Mariza em foto de 2007, postada em sua página no Facebook

Réquiem a uma amiga meiga, honesta e batalhadora

Você veio franzina mas cheia de vida, com os olhos verdes-azuis ou azuis-verde ou mel-verde, o sorriso tímido e os dentes brancos em duas filas perfeitas. A pele branca de italiana e os cabelos louros faziam um conjunto harmônico com seu porte elegante de caucasiana esbelta, charmosa e sexy. Ah!, esqueci o carisma secreto escondido na sua aparente fragilidade.

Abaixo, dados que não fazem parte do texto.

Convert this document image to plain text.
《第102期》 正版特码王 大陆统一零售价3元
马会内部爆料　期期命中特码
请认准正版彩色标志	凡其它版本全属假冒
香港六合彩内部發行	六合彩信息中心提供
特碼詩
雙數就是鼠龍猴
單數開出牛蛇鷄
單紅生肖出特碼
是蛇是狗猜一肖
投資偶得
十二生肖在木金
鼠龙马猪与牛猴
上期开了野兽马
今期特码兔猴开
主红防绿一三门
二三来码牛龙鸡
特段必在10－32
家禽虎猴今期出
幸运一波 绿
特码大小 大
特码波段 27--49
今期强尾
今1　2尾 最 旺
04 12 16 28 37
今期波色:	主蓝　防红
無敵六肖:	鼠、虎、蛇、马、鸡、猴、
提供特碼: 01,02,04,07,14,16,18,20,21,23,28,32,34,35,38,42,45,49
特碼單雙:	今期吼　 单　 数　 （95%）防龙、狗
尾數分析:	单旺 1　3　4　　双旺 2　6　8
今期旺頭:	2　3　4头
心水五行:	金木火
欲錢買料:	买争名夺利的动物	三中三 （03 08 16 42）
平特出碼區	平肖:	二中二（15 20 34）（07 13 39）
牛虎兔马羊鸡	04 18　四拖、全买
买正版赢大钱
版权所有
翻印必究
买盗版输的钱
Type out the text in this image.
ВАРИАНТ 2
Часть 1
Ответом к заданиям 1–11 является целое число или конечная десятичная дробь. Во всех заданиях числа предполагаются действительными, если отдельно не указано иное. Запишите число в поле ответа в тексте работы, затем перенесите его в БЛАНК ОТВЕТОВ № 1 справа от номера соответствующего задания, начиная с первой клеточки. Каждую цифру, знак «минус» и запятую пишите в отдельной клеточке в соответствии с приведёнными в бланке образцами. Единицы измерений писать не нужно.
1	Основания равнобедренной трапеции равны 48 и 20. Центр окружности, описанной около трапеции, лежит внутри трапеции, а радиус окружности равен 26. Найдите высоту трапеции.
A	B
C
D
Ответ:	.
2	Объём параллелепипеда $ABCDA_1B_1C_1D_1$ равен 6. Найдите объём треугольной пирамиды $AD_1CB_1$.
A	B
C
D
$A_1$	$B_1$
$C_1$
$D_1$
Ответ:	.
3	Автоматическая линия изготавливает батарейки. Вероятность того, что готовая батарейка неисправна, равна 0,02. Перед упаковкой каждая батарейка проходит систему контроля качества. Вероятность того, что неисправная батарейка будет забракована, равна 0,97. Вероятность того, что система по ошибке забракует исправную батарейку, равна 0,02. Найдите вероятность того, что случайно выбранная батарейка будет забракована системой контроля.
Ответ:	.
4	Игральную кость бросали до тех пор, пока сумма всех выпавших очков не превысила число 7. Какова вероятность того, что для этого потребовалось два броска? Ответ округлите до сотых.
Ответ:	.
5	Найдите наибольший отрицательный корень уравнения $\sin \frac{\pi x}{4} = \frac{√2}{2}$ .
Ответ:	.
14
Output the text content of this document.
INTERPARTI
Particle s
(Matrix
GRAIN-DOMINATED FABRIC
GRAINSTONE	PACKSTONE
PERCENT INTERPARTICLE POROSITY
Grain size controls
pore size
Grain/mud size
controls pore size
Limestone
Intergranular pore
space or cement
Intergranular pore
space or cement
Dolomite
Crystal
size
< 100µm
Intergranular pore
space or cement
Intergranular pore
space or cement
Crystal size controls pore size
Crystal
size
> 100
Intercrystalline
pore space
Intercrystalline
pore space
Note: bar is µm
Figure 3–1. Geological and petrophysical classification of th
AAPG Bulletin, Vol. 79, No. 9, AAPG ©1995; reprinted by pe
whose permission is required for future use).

A timidez em justa dose – a ponto de jamais torná-la anti-social – era seu segredo pra conquistar toda fraternidade do mundo. Seu discreto distanciamento de polêmicas e discussões também todos nós sabíamos. Daí a surpresa daqueles que te conhecem ao saber dessa tragédia que te pegou em meio a uma discussão fatal entre terceiros e seu ex-affair. E você só queria ajudá-lo a superar suas próprias fraquezas, às 8 horas da manhã daquele sábado cinzento de primavera chuvosa em Coqueiral.

Querida Mariza, esse tiro que perfurou seu abdomen também atingiu meu coração e alma. Seu corpo inerte ficou caído sobre o dele, como que a protegê-lo de mais tiros. Quanta injustiça: a ex-namorada que deveria ser alvo de proteção do ex, ela é que o protegeu. E quanta injustiça a matéria de titica que a Tribuna – onde você deu seu suor e inteligência – publicou sobre aquele encontro fatídico: insinuou que o assunto teria a ver com “drogas”. Eu pensei: ah, Mariza maior careta com “drogas”!!?! Além de faturar em cima da vítima de um cruel pistoleiro, aquele jornal de merda ainda vai difamar minha amiga?!?!?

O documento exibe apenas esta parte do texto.